ブランド・エクイティ研究の第一人者ケビン・ケラーがブランドの連想は「強く、好ましく、ユニーク」と説いたが、ニッチ企業にとって、ユニークさは差別化に繋がり、生命線でもある。
「アンチマス派」「個性的な人が持っているような人」をターゲットに設定しつつ、自身のブランドパーソナリティを「知的な変わり者」と置くことで、特定のこだわりを持つ層とブランドとの繋がりを持たせている。
香り高く、ビールらしからぬ真っ黒のパッケージだったり、13℃が適温、ゆるいネーミングで他のビールとは全くもって異なる存在感を持っているが、味は本格エールビールという商品性で、大手ビール会社とはしっかり差別化。
100人いる中で1人が熱狂的に好きであればいいというポジショニングを最初に決断したトップ層が素晴らしい。
最初、普通のビールをイメージして飲むと確かに違和感を持った記憶がある。
ビールがこんなに香りが高いのか、なんてフルーティなんだと最初ワインを飲んだときに近い印象を持ったのも事実だ。
ヤッホーブルーイングが調査をしたところ、「大手ビールは一瞬で飲むが、よなよなエールはじっくり飲む」「大手ビールは飲んだら捨てるが、よなよなエールは缶を眺めてから捨てる」という声も上がっているほど、消費のされ方も異なる。
また、調査では何故飲むのかという問いに対しては、「自分満足、自分を楽しませたいから」「アンチメジャーなモノや少し変わったもの、人が飲んでいないものが好きだから」という美味しい以外の意見も出てきているようだ。
情緒価値としては、こんなにおいしいビールを自分は知っているという自己確信という面白い価値を愛用者は感じている。
「クチコミの活用」
人に話したい、伝えたいという動機は5種類あるようで、「驚いた」「興味・関心が高い」「ドヤ顔をしたい」「ファンだから」「人の役に立ちたい」というのがクチコミを起こすモチベーションとのことだ。
よなよなエールは商品そのものが、前者4項目にひっかかっている。
また、クチコミの捉え方もロジカルに考えており、「知っている人が知らない人に伝えるクチコミ」と「知っている人同士が盛り上がるクチコミ」の2種類あると考えている。
とくによなよなエールは、後者のクチコミ醸成を積極的にチャレンジしており、リアルのイベントを実施しつつ、デジタルでのクチコミの話題を増やしている。
けやきひろばビール祭り、YONA YONA BEER WORKSの店舗など先行発売と言う形で人に言いたくなる仕掛けと共にネタを投下し続けた。
SNSの投稿を通じて、生活者からのコミュニケーションを活発化させることで、TwitterでのTweet総量が同時期に発売された「一番搾りとれたてホップ」の2倍ほどだったようだ。

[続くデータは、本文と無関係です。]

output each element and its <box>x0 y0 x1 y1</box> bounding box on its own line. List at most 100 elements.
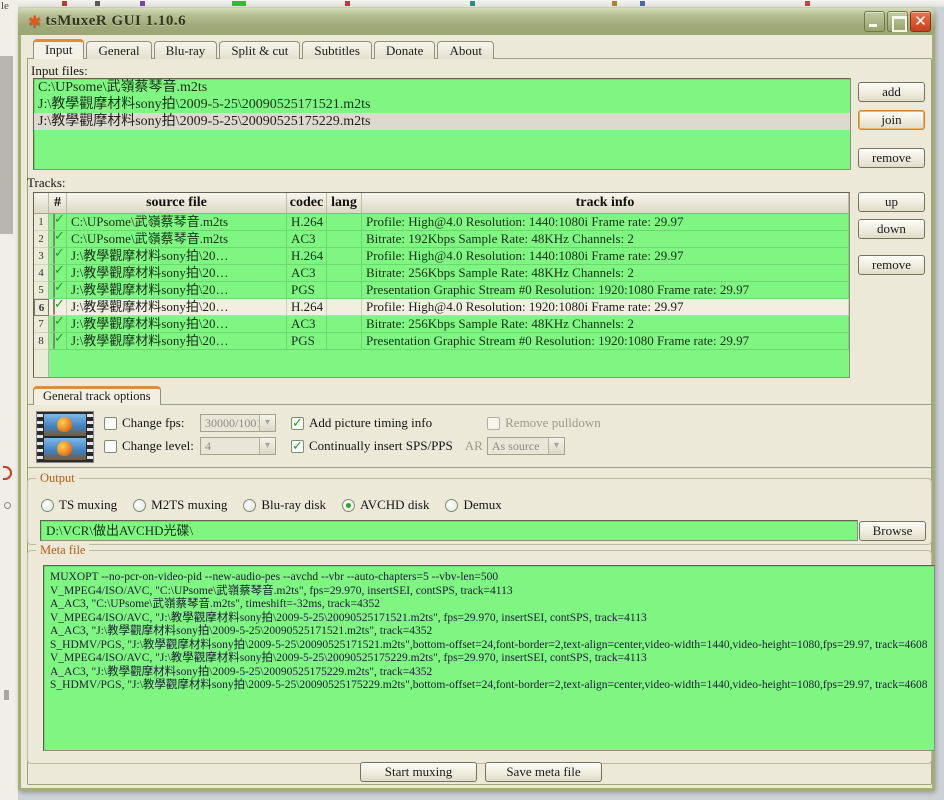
track-codec[interactable]: PGS <box>287 282 327 299</box>
row-header[interactable]: 2 <box>34 231 49 248</box>
row-header[interactable]: 5 <box>34 282 49 299</box>
change-fps-checkbox[interactable] <box>104 417 117 430</box>
radio-m2ts-muxing[interactable]: M2TS muxing <box>133 497 227 513</box>
add-picture-timing-checkbox[interactable] <box>291 417 304 430</box>
browse-button[interactable]: Browse <box>859 521 926 541</box>
radio-bluray-disk[interactable]: Blu-ray disk <box>243 497 326 513</box>
row-header[interactable]: 8 <box>34 333 49 350</box>
tab-bluray[interactable]: Blu-ray <box>154 41 218 59</box>
maximize-button[interactable] <box>887 11 908 32</box>
track-lang[interactable] <box>327 231 362 248</box>
close-button[interactable] <box>910 11 931 32</box>
track-source[interactable]: C:\UPsome\武嶺蔡琴音.m2ts <box>67 214 287 231</box>
tab-donate[interactable]: Donate <box>374 41 436 59</box>
track-lang[interactable] <box>327 333 362 350</box>
track-info[interactable]: Profile: High@4.0 Resolution: 1920:1080i… <box>362 299 849 316</box>
row-header[interactable]: 3 <box>34 248 49 265</box>
tab-split-cut[interactable]: Split & cut <box>219 41 300 59</box>
tab-subtitles[interactable]: Subtitles <box>302 41 372 59</box>
change-level-checkbox[interactable] <box>104 440 117 453</box>
column-header-num[interactable]: # <box>49 193 67 214</box>
column-header-source[interactable]: source file <box>67 193 287 214</box>
track-lang[interactable] <box>327 316 362 333</box>
column-header-info[interactable]: track info <box>362 193 849 214</box>
track-codec[interactable]: AC3 <box>287 231 327 248</box>
row-header[interactable]: 7 <box>34 316 49 333</box>
radio-demux[interactable]: Demux <box>445 497 501 513</box>
join-button[interactable]: join <box>858 110 925 130</box>
change-level-label: Change level: <box>122 438 194 454</box>
add-button[interactable]: add <box>858 82 925 102</box>
track-checkbox-cell[interactable] <box>49 282 67 299</box>
input-file-item[interactable]: C:\UPsome\武嶺蔡琴音.m2ts <box>34 79 850 96</box>
up-button[interactable]: up <box>858 192 925 212</box>
input-file-item[interactable]: J:\教學觀摩材料sony拍\2009-5-25\20090525171521.… <box>34 96 850 113</box>
titlebar[interactable]: ✱ tsMuxeR GUI 1.10.6 <box>18 8 935 35</box>
track-checkbox[interactable] <box>53 265 55 281</box>
row-header[interactable]: 1 <box>34 214 49 231</box>
track-codec[interactable]: H.264 <box>287 299 327 316</box>
continually-insert-checkbox[interactable] <box>291 440 304 453</box>
track-checkbox-cell[interactable] <box>49 299 67 316</box>
track-checkbox-cell[interactable] <box>49 231 67 248</box>
track-info[interactable]: Bitrate: 256Kbps Sample Rate: 48KHz Chan… <box>362 265 849 282</box>
track-checkbox[interactable] <box>53 333 55 349</box>
row-header[interactable]: 4 <box>34 265 49 282</box>
save-meta-file-button[interactable]: Save meta file <box>485 762 602 782</box>
output-path-field[interactable]: D:\VCR\做出AVCHD光碟\ <box>40 520 858 541</box>
track-info[interactable]: Profile: High@4.0 Resolution: 1440:1080i… <box>362 214 849 231</box>
track-source[interactable]: J:\教學觀摩材料sony拍\20… <box>67 265 287 282</box>
track-codec[interactable]: AC3 <box>287 316 327 333</box>
track-info[interactable]: Presentation Graphic Stream #0 Resolutio… <box>362 333 849 350</box>
track-checkbox-cell[interactable] <box>49 333 67 350</box>
column-header-codec[interactable]: codec <box>287 193 327 214</box>
track-codec[interactable]: H.264 <box>287 248 327 265</box>
track-source-selected[interactable]: J:\教學觀摩材料sony拍\20… <box>67 299 287 316</box>
background-gray-mark <box>4 502 11 509</box>
track-lang[interactable] <box>327 214 362 231</box>
track-codec[interactable]: PGS <box>287 333 327 350</box>
radio-avchd-disk[interactable]: AVCHD disk <box>342 497 429 513</box>
track-checkbox-cell[interactable] <box>49 214 67 231</box>
track-lang[interactable] <box>327 265 362 282</box>
track-lang[interactable] <box>327 299 362 316</box>
track-lang[interactable] <box>327 248 362 265</box>
minimize-button[interactable] <box>864 11 885 32</box>
remove-file-button[interactable]: remove <box>858 148 925 168</box>
track-checkbox-cell[interactable] <box>49 316 67 333</box>
track-checkbox[interactable] <box>53 248 55 264</box>
track-info[interactable]: Bitrate: 192Kbps Sample Rate: 48KHz Chan… <box>362 231 849 248</box>
track-codec[interactable]: H.264 <box>287 214 327 231</box>
track-source[interactable]: J:\教學觀摩材料sony拍\20… <box>67 282 287 299</box>
start-muxing-button[interactable]: Start muxing <box>360 762 477 782</box>
track-checkbox-cell[interactable] <box>49 265 67 282</box>
meta-file-textarea[interactable]: MUXOPT --no-pcr-on-video-pid --new-audio… <box>43 565 935 751</box>
column-header-lang[interactable]: lang <box>327 193 362 214</box>
track-source[interactable]: J:\教學觀摩材料sony拍\20… <box>67 333 287 350</box>
remove-track-button[interactable]: remove <box>858 255 925 275</box>
input-file-item-selected[interactable]: J:\教學觀摩材料sony拍\2009-5-25\20090525175229.… <box>34 113 850 130</box>
track-source[interactable]: J:\教學觀摩材料sony拍\20… <box>67 248 287 265</box>
track-info[interactable]: Bitrate: 256Kbps Sample Rate: 48KHz Chan… <box>362 316 849 333</box>
track-lang[interactable] <box>327 282 362 299</box>
down-button[interactable]: down <box>858 219 925 239</box>
track-info[interactable]: Presentation Graphic Stream #0 Resolutio… <box>362 282 849 299</box>
tab-general[interactable]: General <box>86 41 151 59</box>
input-files-list[interactable]: C:\UPsome\武嶺蔡琴音.m2ts J:\教學觀摩材料sony拍\2009… <box>33 78 851 170</box>
track-checkbox[interactable] <box>53 214 55 230</box>
track-checkbox[interactable] <box>53 282 55 298</box>
tab-about[interactable]: About <box>437 41 494 59</box>
tab-input[interactable]: Input <box>33 39 84 59</box>
track-codec[interactable]: AC3 <box>287 265 327 282</box>
row-header-selected[interactable]: 6 <box>34 299 49 316</box>
radio-ts-muxing[interactable]: TS muxing <box>41 497 117 513</box>
tracks-table[interactable]: # source file codec lang track info 1 C:… <box>33 192 850 378</box>
track-info[interactable]: Profile: High@4.0 Resolution: 1440:1080i… <box>362 248 849 265</box>
track-checkbox[interactable] <box>53 299 55 315</box>
track-checkbox[interactable] <box>53 316 55 332</box>
track-source[interactable]: J:\教學觀摩材料sony拍\20… <box>67 316 287 333</box>
tab-general-track-options[interactable]: General track options <box>33 386 161 405</box>
track-checkbox-cell[interactable] <box>49 248 67 265</box>
track-source[interactable]: C:\UPsome\武嶺蔡琴音.m2ts <box>67 231 287 248</box>
track-checkbox[interactable] <box>53 231 55 247</box>
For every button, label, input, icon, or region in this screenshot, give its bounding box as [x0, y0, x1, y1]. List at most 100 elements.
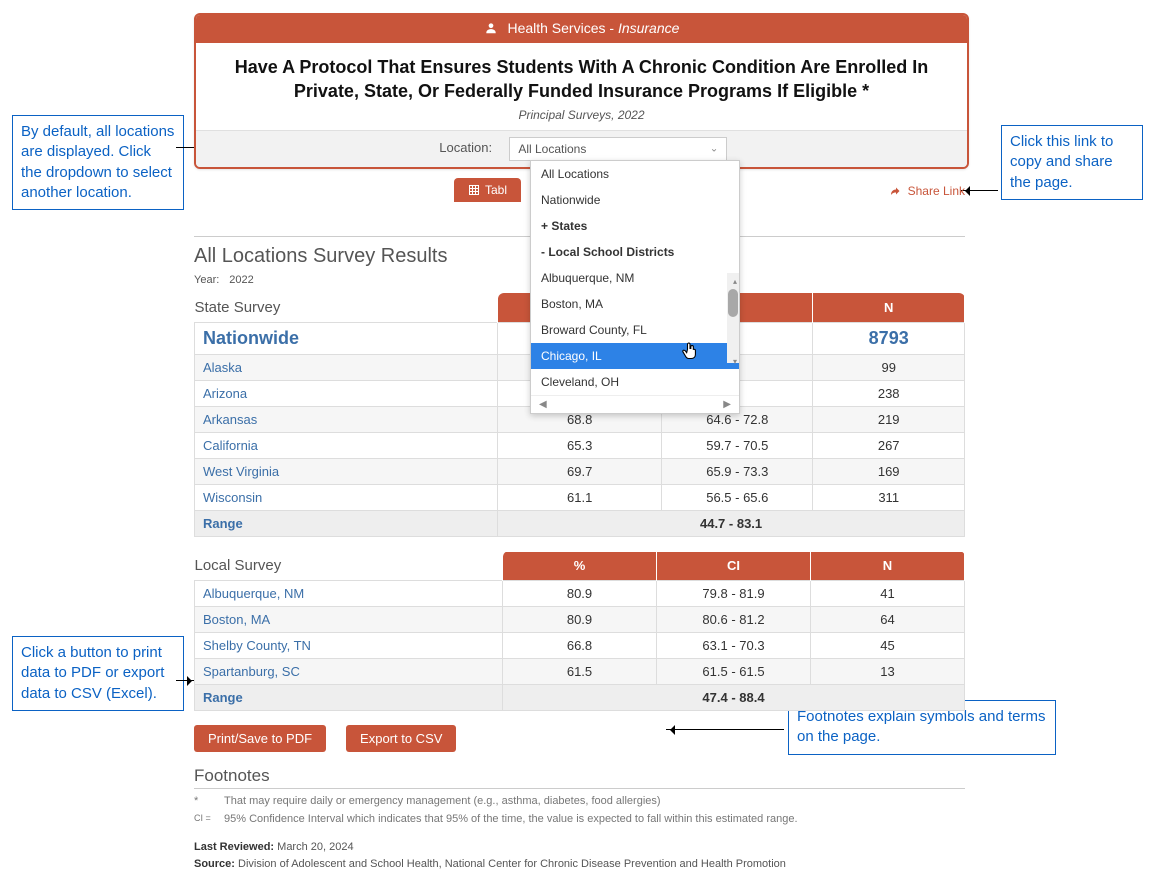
state-name[interactable]: California [195, 432, 498, 458]
local-caption: Local Survey [195, 551, 503, 581]
state-name[interactable]: Arizona [195, 380, 498, 406]
scroll-down-icon[interactable]: ▾ [733, 357, 737, 366]
question-card: Health Services - Insurance Have A Proto… [194, 13, 969, 169]
person-icon [484, 21, 498, 38]
nav-left-icon[interactable]: ◀ [539, 399, 547, 410]
option-district[interactable]: Cleveland, OH [531, 369, 739, 395]
state-name[interactable]: West Virginia [195, 458, 498, 484]
scrollbar-thumb[interactable] [728, 289, 738, 317]
card-header: Health Services - Insurance [196, 15, 967, 43]
export-csv-button[interactable]: Export to CSV [346, 725, 456, 752]
cell: 61.5 - 61.5 [657, 659, 811, 685]
local-survey-table: Local Survey % CI N Albuquerque, NM80.97… [194, 551, 965, 712]
cell: 311 [813, 484, 965, 510]
col-n: N [813, 293, 965, 323]
page-meta: Last Reviewed: March 20, 2024 Source: Di… [194, 839, 965, 872]
local-name[interactable]: Boston, MA [195, 607, 503, 633]
footnotes-heading: Footnotes [194, 766, 965, 786]
footnote-symbol: CI = [194, 813, 214, 825]
reviewed-label: Last Reviewed: [194, 841, 274, 853]
group-local-districts[interactable]: - Local School Districts [531, 239, 739, 265]
share-link[interactable]: Share Link [889, 184, 965, 198]
range-value: 44.7 - 83.1 [498, 510, 965, 536]
cell: 169 [813, 458, 965, 484]
cell: 65.9 - 73.3 [662, 458, 813, 484]
cell: 99 [813, 354, 965, 380]
source-value: Division of Adolescent and School Health… [238, 858, 786, 870]
chevron-down-icon: ⌄ [710, 143, 718, 154]
footnote-text: That may require daily or emergency mana… [224, 795, 661, 807]
cursor-pointer-icon [680, 340, 700, 365]
cell: 56.5 - 65.6 [662, 484, 813, 510]
cell: 64 [811, 607, 965, 633]
arrow-share [961, 190, 998, 191]
cell: 66.8 [503, 633, 657, 659]
location-options-panel: All Locations Nationwide + States - Loca… [530, 160, 740, 414]
row-nationwide-name[interactable]: Nationwide [195, 322, 498, 354]
source-label: Source: [194, 858, 235, 870]
cell: 13 [811, 659, 965, 685]
print-pdf-button[interactable]: Print/Save to PDF [194, 725, 326, 752]
reviewed-value: March 20, 2024 [277, 841, 353, 853]
location-label: Location: [436, 140, 496, 155]
local-name[interactable]: Albuquerque, NM [195, 581, 503, 607]
cell: 61.5 [503, 659, 657, 685]
question-title: Have A Protocol That Ensures Students Wi… [196, 43, 967, 108]
nav-right-icon[interactable]: ▶ [723, 399, 731, 410]
horizontal-nav: ◀ ▶ [531, 395, 739, 413]
option-district[interactable]: Broward County, FL [531, 317, 739, 343]
cell: 80.9 [503, 607, 657, 633]
cell: 69.7 [498, 458, 662, 484]
location-dropdown[interactable]: All Locations ⌄ [509, 137, 727, 161]
row-nationwide-n: 8793 [813, 322, 965, 354]
callout-share: Click this link to copy and share the pa… [1001, 125, 1143, 200]
cell: 61.1 [498, 484, 662, 510]
cell: 45 [811, 633, 965, 659]
share-link-label: Share Link [908, 184, 965, 198]
col-pct: % [503, 551, 657, 581]
cell: 219 [813, 406, 965, 432]
range-label: Range [195, 510, 498, 536]
option-nationwide[interactable]: Nationwide [531, 187, 739, 213]
state-name[interactable]: Wisconsin [195, 484, 498, 510]
option-district[interactable]: Albuquerque, NM [531, 265, 739, 291]
callout-export: Click a button to print data to PDF or e… [12, 636, 184, 711]
tab-table[interactable]: Tabl [454, 178, 521, 202]
option-all-locations[interactable]: All Locations [531, 161, 739, 187]
cell: 80.6 - 81.2 [657, 607, 811, 633]
footnote-text: 95% Confidence Interval which indicates … [224, 813, 798, 825]
state-caption: State Survey [195, 293, 498, 323]
cell: 59.7 - 70.5 [662, 432, 813, 458]
state-name[interactable]: Alaska [195, 354, 498, 380]
footnote-row: CI = 95% Confidence Interval which indic… [194, 813, 965, 825]
callout-location: By default, all locations are displayed.… [12, 115, 184, 210]
option-district-highlighted[interactable]: Chicago, IL [531, 343, 739, 369]
local-name[interactable]: Shelby County, TN [195, 633, 503, 659]
cell: 65.3 [498, 432, 662, 458]
local-name[interactable]: Spartanburg, SC [195, 659, 503, 685]
footnote-symbol: * [194, 795, 214, 807]
state-name[interactable]: Arkansas [195, 406, 498, 432]
group-states[interactable]: + States [531, 213, 739, 239]
location-selected: All Locations [518, 142, 586, 156]
arrow-export [176, 680, 196, 681]
cell: 63.1 - 70.3 [657, 633, 811, 659]
cell: 41 [811, 581, 965, 607]
category-label: Health Services - Insurance [507, 20, 679, 36]
option-district[interactable]: Boston, MA [531, 291, 739, 317]
share-icon [889, 185, 901, 197]
question-subtitle: Principal Surveys, 2022 [196, 108, 967, 130]
col-n: N [811, 551, 965, 581]
cell: 238 [813, 380, 965, 406]
range-label: Range [195, 685, 503, 711]
cell: 80.9 [503, 581, 657, 607]
cell: 267 [813, 432, 965, 458]
table-icon [468, 184, 480, 196]
cell: 79.8 - 81.9 [657, 581, 811, 607]
scroll-up-icon[interactable]: ▴ [733, 277, 737, 286]
tab-table-label: Tabl [485, 183, 507, 197]
footnote-row: * That may require daily or emergency ma… [194, 795, 965, 807]
range-value: 47.4 - 88.4 [503, 685, 965, 711]
scrollbar-track[interactable] [727, 273, 739, 363]
col-ci: CI [657, 551, 811, 581]
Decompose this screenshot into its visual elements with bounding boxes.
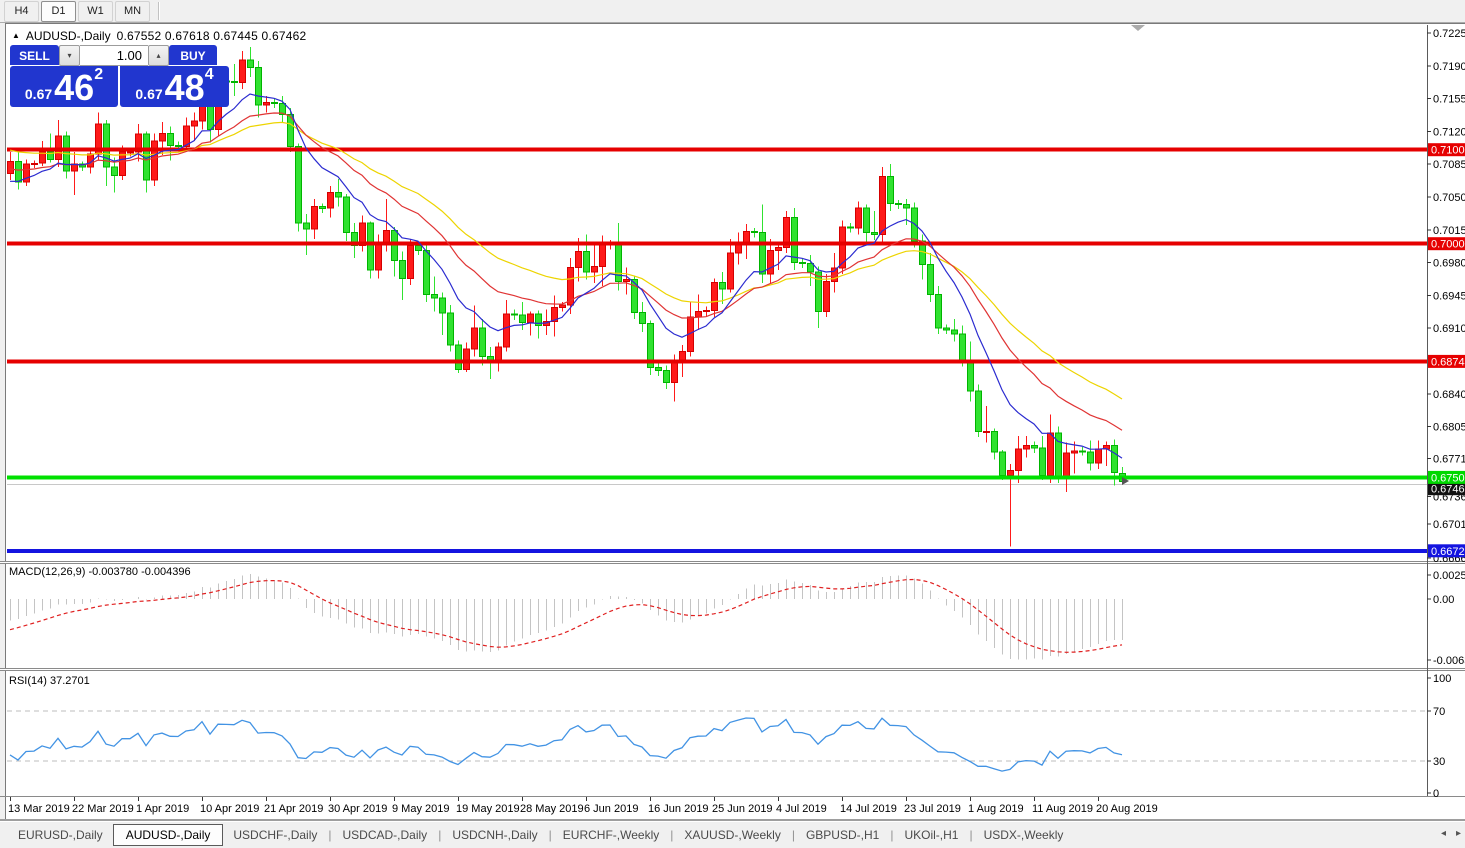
- chart-tab-xauusd-weekly[interactable]: XAUUSD-,Weekly: [674, 825, 790, 845]
- chart-title: ▲ AUDUSD-,Daily 0.67552 0.67618 0.67445 …: [12, 29, 306, 43]
- macd-label: MACD(12,26,9) -0.003780 -0.004396: [9, 566, 191, 578]
- sell-price-sup: 2: [94, 66, 104, 83]
- chart-tab-usdcnh-daily[interactable]: USDCNH-,Daily: [442, 825, 547, 845]
- volume-increase-button[interactable]: ▴: [148, 45, 169, 66]
- timeframe-button-h4[interactable]: H4: [4, 0, 39, 22]
- buy-price-big: 48: [164, 67, 205, 108]
- chart-tab-usdcad-daily[interactable]: USDCAD-,Daily: [333, 825, 438, 845]
- sell-button[interactable]: SELL: [10, 45, 59, 66]
- sell-price-big: 46: [54, 67, 95, 108]
- chart-tabbar: EURUSD-,Daily AUDUSD-,Daily USDCHF-,Daily |…: [0, 822, 1465, 848]
- tab-separator: |: [890, 828, 894, 842]
- tab-separator: |: [438, 828, 442, 842]
- trading-platform: { "toolbar": { "timeframes": [ {"label":…: [0, 0, 1465, 848]
- timeframe-button-d1[interactable]: D1: [41, 0, 76, 22]
- chart-tab-eurchf-weekly[interactable]: EURCHF-,Weekly: [553, 825, 669, 845]
- timeframe-button-mn[interactable]: MN: [115, 0, 150, 22]
- chart-tab-ukoil-h1[interactable]: UKOil-,H1: [894, 825, 968, 845]
- chart-window: [5, 23, 1465, 820]
- ohlc-values: 0.67552 0.67618 0.67445 0.67462: [116, 29, 307, 43]
- chart-tab-usdx-weekly[interactable]: USDX-,Weekly: [974, 825, 1074, 845]
- tab-separator: |: [548, 828, 552, 842]
- chart-tab-audusd-daily[interactable]: AUDUSD-,Daily: [112, 824, 224, 846]
- one-click-trade-panel: SELL ▾ ▴ BUY 0.67 46 2 0.67 48 4: [10, 45, 229, 107]
- buy-button[interactable]: BUY: [169, 45, 217, 66]
- buy-price-sup: 4: [204, 66, 214, 83]
- timeframe-toolbar: H4 D1 W1 MN: [0, 0, 1465, 23]
- chart-tab-eurusd-daily[interactable]: EURUSD-,Daily: [8, 825, 113, 845]
- tab-separator: |: [328, 828, 332, 842]
- volume-input[interactable]: [80, 45, 148, 66]
- chart-tab-usdchf-daily[interactable]: USDCHF-,Daily: [223, 825, 327, 845]
- tab-separator: |: [969, 828, 973, 842]
- collapse-panel-icon[interactable]: ▲: [12, 31, 20, 40]
- sell-price-prefix: 0.67: [24, 86, 53, 102]
- toolbar-separator: [158, 2, 159, 20]
- sell-price-display[interactable]: 0.67 46 2: [10, 66, 118, 107]
- buy-price-prefix: 0.67: [135, 86, 163, 102]
- tab-scroll-left-icon[interactable]: ◂: [1441, 828, 1446, 839]
- buy-price-display[interactable]: 0.67 48 4: [120, 66, 229, 107]
- symbol-period-label: AUDUSD-,Daily: [25, 29, 111, 43]
- tab-scroll-right-icon[interactable]: ▸: [1456, 828, 1461, 839]
- chart-tab-gbpusd-h1[interactable]: GBPUSD-,H1: [796, 825, 889, 845]
- timeframe-button-w1[interactable]: W1: [78, 0, 113, 22]
- tab-separator: |: [791, 828, 795, 842]
- volume-decrease-button[interactable]: ▾: [59, 45, 80, 66]
- rsi-label: RSI(14) 37.2701: [9, 675, 90, 687]
- tab-scroll-arrows: ◂ ▸: [1441, 828, 1461, 839]
- tab-separator: |: [670, 828, 674, 842]
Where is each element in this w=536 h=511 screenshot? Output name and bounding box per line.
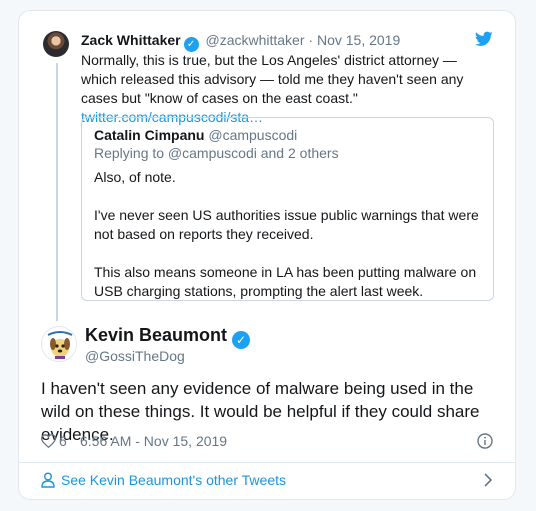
parent-tweet-text: Normally, this is true, but the Los Ange… bbox=[81, 51, 493, 127]
quoted-author-handle: @campuscodi bbox=[208, 127, 298, 143]
quoted-paragraph: This also means someone in LA has been p… bbox=[94, 264, 477, 299]
quoted-tweet-header: Catalin Cimpanu @campuscodi bbox=[94, 126, 297, 144]
parent-author-handle[interactable]: @zackwhittaker bbox=[205, 32, 304, 48]
parent-tweet-body: Normally, this is true, but the Los Ange… bbox=[81, 52, 464, 106]
quoted-author-name: Catalin Cimpanu bbox=[94, 127, 205, 143]
see-other-tweets-link[interactable]: See Kevin Beaumont's other Tweets bbox=[41, 470, 493, 490]
tweet-timestamp[interactable]: 6:56 AM - Nov 15, 2019 bbox=[80, 431, 227, 451]
quoted-paragraph: I've never seen US authorities issue pub… bbox=[94, 207, 479, 242]
thread-connector-line bbox=[56, 63, 58, 321]
heart-icon[interactable] bbox=[41, 434, 56, 448]
verified-badge-icon: ✓ bbox=[183, 37, 199, 52]
parent-tweet-date[interactable]: Nov 15, 2019 bbox=[317, 32, 400, 48]
info-icon[interactable] bbox=[477, 433, 493, 449]
parent-tweet-header: Zack Whittaker ✓ @zackwhittaker · Nov 15,… bbox=[81, 31, 400, 52]
dog-cartoon-icon bbox=[42, 327, 76, 361]
tweet-meta-row: 6 6:56 AM - Nov 15, 2019 bbox=[41, 431, 493, 451]
parent-date-separator: · bbox=[308, 32, 314, 48]
verified-badge-icon: ✓ bbox=[232, 331, 251, 349]
user-icon bbox=[41, 472, 55, 488]
quoted-tweet[interactable]: Catalin Cimpanu @campuscodi Replying to … bbox=[81, 117, 494, 301]
parent-author-name[interactable]: Zack Whittaker bbox=[81, 32, 181, 48]
embedded-tweet-card: Zack Whittaker ✓ @zackwhittaker · Nov 15,… bbox=[18, 10, 516, 500]
chevron-right-icon bbox=[484, 473, 493, 487]
quoted-tweet-text: Also, of note. I've never seen US author… bbox=[94, 168, 484, 320]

マクドナルドやコカ・コーラがSNSを積極的に利用しているように、生活者がSNSに投稿させることをKPIとして、CtoCのクチコミ喚起を促すことが売上にも繋がるということだろう。
「熱狂的なファンづくり」
よなよなエールと言えば、超宴。
北軽井沢のキャンプ場でビールを飲んで踊ったり、ご飯を食べたり、寝たり、ヨガをする知る人ぞ知る一大イベントだ。
超宴に参加した人から話を聞いたことがあるが、この超宴は、よなよなエールのファンがブランドを更に好きになるイベントでもあり、ファンが友人=新しい顧客を呼ぶというサイクルが自発的にできているイベントだ。
参加した人、ヤッホーブルーイングの社員が共に一緒になって楽しみ、語り、ブランド愛を深める最高の場となっている。
予約枠がすぐになくなるほど今では人気だとも聞いた。
なんだかバイクのハーレーに似ているなと。
ファンがファンを呼び、ブランドとの長い付き合いをファン自身が求めているように。
ブランドのことを好きな人と、それを他の人に伝えることは全く別軸だが、よなよなエールは、ブランドのことを人に伝える仕組みも意識しながらイベントなど施策を設計。
過去担当したブランドで「2%シェア」というものがあった。
2%以下のシェアであれば低予算で知恵を絞れば達成できる領域だが、欲が出てそれ以上のシェアを取りに行こうとすると、マーケティング費も人件費もかかり、逆に費用対効果が悪くなるというものだ。
ある意味、2%シェアを沢山作るというのも賢い選択肢なのかもしれない。
スケールさせることも事業としては勿論大事だが、マスプロダクトが選択されにくい中で、スモールマスを狙って、規模は小さくても濃い愛用者と、深く長いお付き合いをするというビジネスモデルを選択するのもこれからは必要なのかもしれないな。